On Fri, Mar 22, 2019 at 9:45 AM Yann Ylavic <ylavic....@gmail.com> wrote:
>
> On Fri, Mar 22, 2019 at 9:24 AM Ruediger Pluem <rpl...@apache.org> wrote:
> >
> > On 03/20/2019 11:00 AM, Stefan Sperling wrote:
> > > On Tue, Mar 19, 2019 at 07:30:09PM -0500, William A Rowe Jr wrote:
> > >> According to my observations, apr_time_t should match the APR_TIME_T_FMT
> > >> token in every case. Please inspect that line of httpd code to see how 
> > >> some
> > >> non-apr_time_t value was passed in APR_TIME_T_FMT formatting.
> > >
> > > Indeed, this value is not a time_t, it's an apr_int64_t, i.e. long.
> > >
> > > The problematic format string is in this bit code from proxy_util.c
> > > starting at line 3176:
> > >
> > >                 ap_log_error(APLOG_MARK, APLOG_ERR, 0, s, APLOGNO(00959)
> > >                     "ap_proxy_connect_backend disabling worker for (%s) 
> > > for %"
> > >                     APR_TIME_T_FMT "s",
> > >                     worker->s->hostname_ex, 
> > > apr_time_sec(worker->s->retry));
> > >
> > > This assumes apr_time_sec returns apr_time_t, but in fact apr_time_sec is
> > > a macro. So the expression returns the type of the variable passed in,
> > > which in this case is apr_interval_time_t.
> >
> > Possibly stupid idea, but what if the macro does a cast to apr_time_t? 

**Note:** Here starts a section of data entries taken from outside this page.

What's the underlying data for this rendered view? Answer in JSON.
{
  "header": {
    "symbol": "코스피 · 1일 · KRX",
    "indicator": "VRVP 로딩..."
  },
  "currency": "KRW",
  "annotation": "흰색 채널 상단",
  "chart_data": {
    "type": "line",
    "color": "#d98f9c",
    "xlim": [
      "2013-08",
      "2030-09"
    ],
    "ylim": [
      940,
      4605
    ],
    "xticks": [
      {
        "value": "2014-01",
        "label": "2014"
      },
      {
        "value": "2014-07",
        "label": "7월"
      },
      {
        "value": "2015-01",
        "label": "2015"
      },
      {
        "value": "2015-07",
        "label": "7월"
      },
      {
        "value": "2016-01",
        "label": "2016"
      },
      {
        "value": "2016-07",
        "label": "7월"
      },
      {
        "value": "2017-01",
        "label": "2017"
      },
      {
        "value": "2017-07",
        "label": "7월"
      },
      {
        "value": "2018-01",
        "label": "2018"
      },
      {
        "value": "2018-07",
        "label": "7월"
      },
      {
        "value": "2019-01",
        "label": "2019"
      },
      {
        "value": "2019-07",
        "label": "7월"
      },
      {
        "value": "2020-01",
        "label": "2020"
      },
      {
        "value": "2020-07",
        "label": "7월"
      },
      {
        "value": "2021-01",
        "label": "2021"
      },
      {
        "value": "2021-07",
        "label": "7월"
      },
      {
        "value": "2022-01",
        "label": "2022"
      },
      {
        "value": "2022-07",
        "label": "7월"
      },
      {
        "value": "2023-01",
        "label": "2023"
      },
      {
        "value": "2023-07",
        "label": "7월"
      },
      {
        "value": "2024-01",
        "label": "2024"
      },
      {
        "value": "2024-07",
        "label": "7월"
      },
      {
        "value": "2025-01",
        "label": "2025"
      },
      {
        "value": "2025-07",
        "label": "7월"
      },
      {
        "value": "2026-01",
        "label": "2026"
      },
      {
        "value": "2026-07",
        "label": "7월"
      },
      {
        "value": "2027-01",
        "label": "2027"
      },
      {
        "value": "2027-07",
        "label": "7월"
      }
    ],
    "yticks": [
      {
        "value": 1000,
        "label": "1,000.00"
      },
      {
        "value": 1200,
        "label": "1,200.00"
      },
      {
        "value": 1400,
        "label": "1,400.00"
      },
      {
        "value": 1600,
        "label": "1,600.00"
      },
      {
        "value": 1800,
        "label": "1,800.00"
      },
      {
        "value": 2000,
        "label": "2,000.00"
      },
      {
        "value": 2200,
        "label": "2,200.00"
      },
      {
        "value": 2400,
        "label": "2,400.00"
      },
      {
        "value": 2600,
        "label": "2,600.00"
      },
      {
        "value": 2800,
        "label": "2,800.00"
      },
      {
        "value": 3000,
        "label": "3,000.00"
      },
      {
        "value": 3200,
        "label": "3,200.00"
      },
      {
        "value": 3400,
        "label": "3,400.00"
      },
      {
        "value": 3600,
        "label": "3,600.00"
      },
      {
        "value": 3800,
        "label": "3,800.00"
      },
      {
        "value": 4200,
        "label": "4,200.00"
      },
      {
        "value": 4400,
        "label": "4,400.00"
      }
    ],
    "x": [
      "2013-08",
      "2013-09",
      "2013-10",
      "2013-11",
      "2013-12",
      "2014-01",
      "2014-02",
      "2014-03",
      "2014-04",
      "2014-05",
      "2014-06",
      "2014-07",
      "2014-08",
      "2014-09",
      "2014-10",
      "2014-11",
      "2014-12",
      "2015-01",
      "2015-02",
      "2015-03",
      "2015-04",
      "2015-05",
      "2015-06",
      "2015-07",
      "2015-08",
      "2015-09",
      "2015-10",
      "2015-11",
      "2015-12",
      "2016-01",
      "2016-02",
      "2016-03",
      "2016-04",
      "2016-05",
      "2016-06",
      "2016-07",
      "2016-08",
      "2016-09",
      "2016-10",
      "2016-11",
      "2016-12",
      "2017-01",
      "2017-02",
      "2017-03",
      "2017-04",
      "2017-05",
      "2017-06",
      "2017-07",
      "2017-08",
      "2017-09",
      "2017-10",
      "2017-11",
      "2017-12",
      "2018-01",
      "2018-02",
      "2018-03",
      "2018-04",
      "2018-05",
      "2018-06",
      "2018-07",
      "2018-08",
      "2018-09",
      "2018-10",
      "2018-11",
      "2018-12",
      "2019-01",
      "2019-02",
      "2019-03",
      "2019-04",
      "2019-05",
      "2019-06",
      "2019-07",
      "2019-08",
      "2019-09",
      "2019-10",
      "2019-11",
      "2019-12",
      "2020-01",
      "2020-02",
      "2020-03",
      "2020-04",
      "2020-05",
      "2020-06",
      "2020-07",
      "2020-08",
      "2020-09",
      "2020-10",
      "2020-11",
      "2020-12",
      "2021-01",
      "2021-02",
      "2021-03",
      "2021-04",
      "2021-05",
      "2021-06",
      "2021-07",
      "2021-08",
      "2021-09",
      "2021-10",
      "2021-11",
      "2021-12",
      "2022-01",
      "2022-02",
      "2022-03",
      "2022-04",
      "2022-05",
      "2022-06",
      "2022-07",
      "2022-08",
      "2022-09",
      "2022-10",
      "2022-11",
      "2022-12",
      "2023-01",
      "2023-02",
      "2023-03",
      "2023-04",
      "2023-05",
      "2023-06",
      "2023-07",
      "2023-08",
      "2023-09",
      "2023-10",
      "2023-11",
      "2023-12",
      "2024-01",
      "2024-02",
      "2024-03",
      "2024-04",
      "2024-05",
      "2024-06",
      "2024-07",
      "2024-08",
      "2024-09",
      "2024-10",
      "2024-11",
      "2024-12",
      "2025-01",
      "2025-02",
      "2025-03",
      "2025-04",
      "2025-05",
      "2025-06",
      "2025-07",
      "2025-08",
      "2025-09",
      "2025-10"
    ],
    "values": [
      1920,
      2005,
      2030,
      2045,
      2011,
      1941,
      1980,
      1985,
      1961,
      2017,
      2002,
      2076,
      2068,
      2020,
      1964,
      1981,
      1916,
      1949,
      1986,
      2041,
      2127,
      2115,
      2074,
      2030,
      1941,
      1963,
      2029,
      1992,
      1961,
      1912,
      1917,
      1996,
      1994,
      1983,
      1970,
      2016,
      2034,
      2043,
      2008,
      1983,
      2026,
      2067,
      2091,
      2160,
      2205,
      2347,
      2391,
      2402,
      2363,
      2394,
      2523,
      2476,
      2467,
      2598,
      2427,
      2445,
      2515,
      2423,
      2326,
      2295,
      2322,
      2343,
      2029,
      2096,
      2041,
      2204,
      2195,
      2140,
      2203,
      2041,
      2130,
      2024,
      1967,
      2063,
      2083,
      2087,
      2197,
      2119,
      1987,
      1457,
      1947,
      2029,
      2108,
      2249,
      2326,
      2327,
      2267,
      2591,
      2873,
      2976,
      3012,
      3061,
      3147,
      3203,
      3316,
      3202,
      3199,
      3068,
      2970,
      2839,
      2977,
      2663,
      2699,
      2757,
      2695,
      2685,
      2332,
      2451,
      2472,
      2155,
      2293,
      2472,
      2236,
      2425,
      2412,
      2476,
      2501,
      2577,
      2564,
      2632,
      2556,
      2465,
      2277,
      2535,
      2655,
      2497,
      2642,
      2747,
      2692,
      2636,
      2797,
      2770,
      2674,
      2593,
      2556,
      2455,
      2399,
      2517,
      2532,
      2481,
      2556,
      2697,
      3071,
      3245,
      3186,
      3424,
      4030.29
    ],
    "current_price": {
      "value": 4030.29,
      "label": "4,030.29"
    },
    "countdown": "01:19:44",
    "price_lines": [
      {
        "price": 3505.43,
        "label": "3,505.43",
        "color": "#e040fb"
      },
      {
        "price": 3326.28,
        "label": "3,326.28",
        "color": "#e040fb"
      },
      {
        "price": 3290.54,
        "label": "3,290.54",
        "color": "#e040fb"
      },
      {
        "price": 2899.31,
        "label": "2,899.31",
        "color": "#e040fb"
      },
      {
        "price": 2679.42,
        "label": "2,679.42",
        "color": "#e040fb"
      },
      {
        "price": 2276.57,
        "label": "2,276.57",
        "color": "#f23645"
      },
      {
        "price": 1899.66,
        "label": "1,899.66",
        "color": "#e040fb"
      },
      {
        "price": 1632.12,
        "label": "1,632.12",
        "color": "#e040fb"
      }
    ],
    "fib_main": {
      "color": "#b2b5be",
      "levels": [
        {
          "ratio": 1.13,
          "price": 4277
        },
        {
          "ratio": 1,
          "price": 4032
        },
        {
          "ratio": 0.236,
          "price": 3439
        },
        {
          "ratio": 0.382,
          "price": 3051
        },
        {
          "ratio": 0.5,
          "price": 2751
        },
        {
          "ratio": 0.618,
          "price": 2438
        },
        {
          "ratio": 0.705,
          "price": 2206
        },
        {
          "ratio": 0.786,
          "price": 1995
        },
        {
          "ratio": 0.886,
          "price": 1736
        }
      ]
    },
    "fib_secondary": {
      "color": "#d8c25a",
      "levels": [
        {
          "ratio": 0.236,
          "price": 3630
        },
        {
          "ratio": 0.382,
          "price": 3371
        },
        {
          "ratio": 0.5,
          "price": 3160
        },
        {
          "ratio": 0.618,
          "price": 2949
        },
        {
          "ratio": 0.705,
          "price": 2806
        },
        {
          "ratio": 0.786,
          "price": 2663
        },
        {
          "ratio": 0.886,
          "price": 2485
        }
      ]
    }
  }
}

> > Would that solve the issue?
>
> Both apr_time_t and apr_interval_time_t are (apr_)int64_t, which is
> probably format "%lld" on OpenBSD, so we'd need to determine
> APR_INT64_T (and all of our numeric _FMT) with
> APR_CHECK_TYPES_FMT_COMPATIBLE too.

So what about r1856042? Stefan, works for you (this is trunk only for now)?